Lily Whincop died at the age of 70 in 1957 and Margaret Bennell entitled the obituary she wrote "The Mother of Hawkwood".

===Further developments===
In 1965 Margaret Bennell asked Bernard Nesfield-Cookson and his wife, Eileen to consider taking over the college from her. This they did in 1971. Margaret Bennell died in 1966, with Benedict Wood, Isabel Bruce-Smith from Wynstones and Bernard Williams running Hawkwood in the interim. Benedict Wood remained there until his death in 1993.

For 22 years Bernard and Eileen Nesfield-Cookson ran the college as co-principals. Both had attended Steiner schools themselves, Eileen being a pupil of Margaret Bennel. Both had taught at Wynstones for a number of years. Bernard, a close friend of Sir George Trevelyan, had for many years lectured at Attingham Park and, on the basis of this experience, transformed Hawkwood into a facility for short-term residential courses. These, by the time he handed over Hawkwood to his successors, numbered some 100 per year.

==Today==

On the basis of its founding anthroposophical ethos, Hawkwood still provides a centre for short courses on the theme of creative exploration. These include personal and spiritual development, arts & crafts, music, health & well-being as well as nature and sustainability.

There are six meeting rooms including a large hall, library and two spacious studios. Overnight accommodation comprises twenty nine bedrooms with original features, looking out over the valley.

Hawkwood CFT is also home to the Bardic Chair of Hawkwood with the annual Bard of Hawkwood competition being held on the grounds.

==Partners==
Amber Sculpture Studio with artist David Lovemore, doing clay modelling, wood carving, stone carving and basic casting.

Waldorf Early Childhood Teacher Training A two-year part-time training course based at Hawkwood. Course organiser Lynne Oldfield is author of Free to Learn: Introducing Steiner Waldorf Early Childhood Education. The course is a validated Level 5 diploma.
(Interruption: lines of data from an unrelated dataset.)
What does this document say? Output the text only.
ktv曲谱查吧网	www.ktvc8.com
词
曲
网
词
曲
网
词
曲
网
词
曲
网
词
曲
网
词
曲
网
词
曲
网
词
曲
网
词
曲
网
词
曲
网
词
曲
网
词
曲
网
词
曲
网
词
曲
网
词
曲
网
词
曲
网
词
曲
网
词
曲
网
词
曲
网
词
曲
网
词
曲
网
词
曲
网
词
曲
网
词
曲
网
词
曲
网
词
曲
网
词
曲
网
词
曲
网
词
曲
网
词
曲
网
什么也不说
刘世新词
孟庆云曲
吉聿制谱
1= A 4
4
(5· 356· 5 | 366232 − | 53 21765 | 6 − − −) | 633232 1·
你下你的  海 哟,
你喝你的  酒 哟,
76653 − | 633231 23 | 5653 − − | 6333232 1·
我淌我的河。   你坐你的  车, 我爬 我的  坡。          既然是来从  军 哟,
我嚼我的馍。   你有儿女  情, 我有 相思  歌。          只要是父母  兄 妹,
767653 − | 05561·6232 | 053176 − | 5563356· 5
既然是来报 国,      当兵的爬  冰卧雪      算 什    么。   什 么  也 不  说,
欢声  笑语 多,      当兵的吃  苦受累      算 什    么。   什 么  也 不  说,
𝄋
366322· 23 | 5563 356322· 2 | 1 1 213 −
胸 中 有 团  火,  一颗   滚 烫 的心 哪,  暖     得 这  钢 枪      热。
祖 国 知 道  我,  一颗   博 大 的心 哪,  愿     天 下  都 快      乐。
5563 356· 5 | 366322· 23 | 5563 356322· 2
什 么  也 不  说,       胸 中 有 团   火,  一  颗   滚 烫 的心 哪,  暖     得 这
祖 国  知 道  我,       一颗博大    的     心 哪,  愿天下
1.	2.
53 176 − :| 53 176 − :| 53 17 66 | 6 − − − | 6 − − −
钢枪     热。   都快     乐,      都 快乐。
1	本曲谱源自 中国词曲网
School of Homeopathy Established in 1981, it has been based at Hawkwood for a number of years.

Waldorf College runs outdoor activities at Hawkwood for its Stroud-based Bridging the Gap educational programme for young people aged 16–19.

Stroud Community Agriculture is a co-operative of two hundred members managing an organic/biodynamic farm in the grounds.

Hawkwood CFT is a member of the Adult Residential Colleges Association.